# Flame Test of Alkali Metals and Alkaline Earth Metals

The flame test colors for alkali metal and alkaline earth metal salts are well known, but what about the metals themselves? Do they also give rise to the same colors (eg, brick red for Ca, pale green for Ba etc), or does it differ? And if so, why?
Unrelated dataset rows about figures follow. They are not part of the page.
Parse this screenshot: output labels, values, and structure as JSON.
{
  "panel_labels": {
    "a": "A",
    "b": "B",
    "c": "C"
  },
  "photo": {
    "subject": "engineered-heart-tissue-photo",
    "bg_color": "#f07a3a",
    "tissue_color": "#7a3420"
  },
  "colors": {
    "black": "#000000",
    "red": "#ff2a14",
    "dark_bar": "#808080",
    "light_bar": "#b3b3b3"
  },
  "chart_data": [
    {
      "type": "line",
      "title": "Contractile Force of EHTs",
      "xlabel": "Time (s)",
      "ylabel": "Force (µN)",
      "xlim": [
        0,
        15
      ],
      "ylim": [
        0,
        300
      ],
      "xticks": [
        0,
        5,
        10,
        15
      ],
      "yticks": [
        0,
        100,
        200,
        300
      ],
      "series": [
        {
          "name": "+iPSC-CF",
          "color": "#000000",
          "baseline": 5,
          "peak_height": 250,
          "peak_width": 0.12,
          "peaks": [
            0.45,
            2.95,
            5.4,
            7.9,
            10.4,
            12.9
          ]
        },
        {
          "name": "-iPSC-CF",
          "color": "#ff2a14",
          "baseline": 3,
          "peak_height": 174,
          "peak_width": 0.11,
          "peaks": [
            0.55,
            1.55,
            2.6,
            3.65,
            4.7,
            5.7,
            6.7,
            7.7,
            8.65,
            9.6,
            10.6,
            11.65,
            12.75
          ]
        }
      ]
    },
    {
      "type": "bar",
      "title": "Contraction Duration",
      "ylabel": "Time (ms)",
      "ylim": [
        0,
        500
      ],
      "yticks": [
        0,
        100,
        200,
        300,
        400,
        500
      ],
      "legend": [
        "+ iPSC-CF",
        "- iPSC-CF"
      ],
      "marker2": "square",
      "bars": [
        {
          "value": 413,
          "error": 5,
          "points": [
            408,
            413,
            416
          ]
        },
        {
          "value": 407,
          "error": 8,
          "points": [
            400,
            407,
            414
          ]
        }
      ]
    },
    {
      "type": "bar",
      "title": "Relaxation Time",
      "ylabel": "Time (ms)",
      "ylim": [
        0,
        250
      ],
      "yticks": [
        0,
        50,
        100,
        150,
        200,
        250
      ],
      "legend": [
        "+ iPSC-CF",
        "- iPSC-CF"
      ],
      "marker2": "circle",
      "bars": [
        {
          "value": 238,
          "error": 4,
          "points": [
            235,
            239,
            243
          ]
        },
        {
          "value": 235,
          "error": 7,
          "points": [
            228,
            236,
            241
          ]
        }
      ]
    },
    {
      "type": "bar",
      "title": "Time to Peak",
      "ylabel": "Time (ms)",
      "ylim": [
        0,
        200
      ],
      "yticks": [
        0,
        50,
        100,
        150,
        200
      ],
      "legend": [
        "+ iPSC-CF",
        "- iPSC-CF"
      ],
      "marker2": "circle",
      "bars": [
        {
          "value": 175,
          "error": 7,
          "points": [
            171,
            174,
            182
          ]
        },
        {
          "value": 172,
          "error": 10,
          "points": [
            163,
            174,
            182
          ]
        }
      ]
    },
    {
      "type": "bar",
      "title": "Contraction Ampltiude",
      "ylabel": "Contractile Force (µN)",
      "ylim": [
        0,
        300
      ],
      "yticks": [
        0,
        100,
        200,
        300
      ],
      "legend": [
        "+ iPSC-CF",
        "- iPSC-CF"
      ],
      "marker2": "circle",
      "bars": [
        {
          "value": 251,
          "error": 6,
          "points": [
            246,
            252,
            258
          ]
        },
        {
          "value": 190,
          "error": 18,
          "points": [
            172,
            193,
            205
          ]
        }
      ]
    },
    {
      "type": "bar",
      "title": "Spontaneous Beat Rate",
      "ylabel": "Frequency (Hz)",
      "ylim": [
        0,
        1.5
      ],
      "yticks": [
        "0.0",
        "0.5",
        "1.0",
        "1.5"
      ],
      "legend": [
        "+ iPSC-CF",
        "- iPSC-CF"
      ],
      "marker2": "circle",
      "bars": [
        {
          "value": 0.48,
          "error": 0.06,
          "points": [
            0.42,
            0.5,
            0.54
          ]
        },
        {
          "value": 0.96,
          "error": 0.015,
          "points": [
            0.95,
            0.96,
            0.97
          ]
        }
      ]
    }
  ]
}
Yes, the metals, when sent in a flame produce the same colors as their salts. In fact, the metallic ions do not produce any color when sent in a flame. It is only the neutral atom that produce the famous yellow double line of the sodium. This means that a tiny amount of the $$\ce{Na+}$$ and $$\ce{Cl-}$$ ions are first transformed into neutral $$\ce{Na}$$ and $$\ce{Cl}$$ atoms. And the color of the flame is due to the deexcitation of these rare atoms being first electronically excited in the flame. So it means that the following processes are occurring successively in the flame:$$\ce{NaCl(s) -> Na(g) + Cl(g)}$$ $$\ce{Na + heat -> Na^*}$$ $$\ce{Na^* -> Na + h\nu }$$ The famous yellow light of the $$\ce{Na}$$ atom is due to the return of the outer electron from the level $$4s$$ to $$3p$$ of the sodium atom, if my memory is good. Nothing to do with the $$\ce{Na+}$$ ion.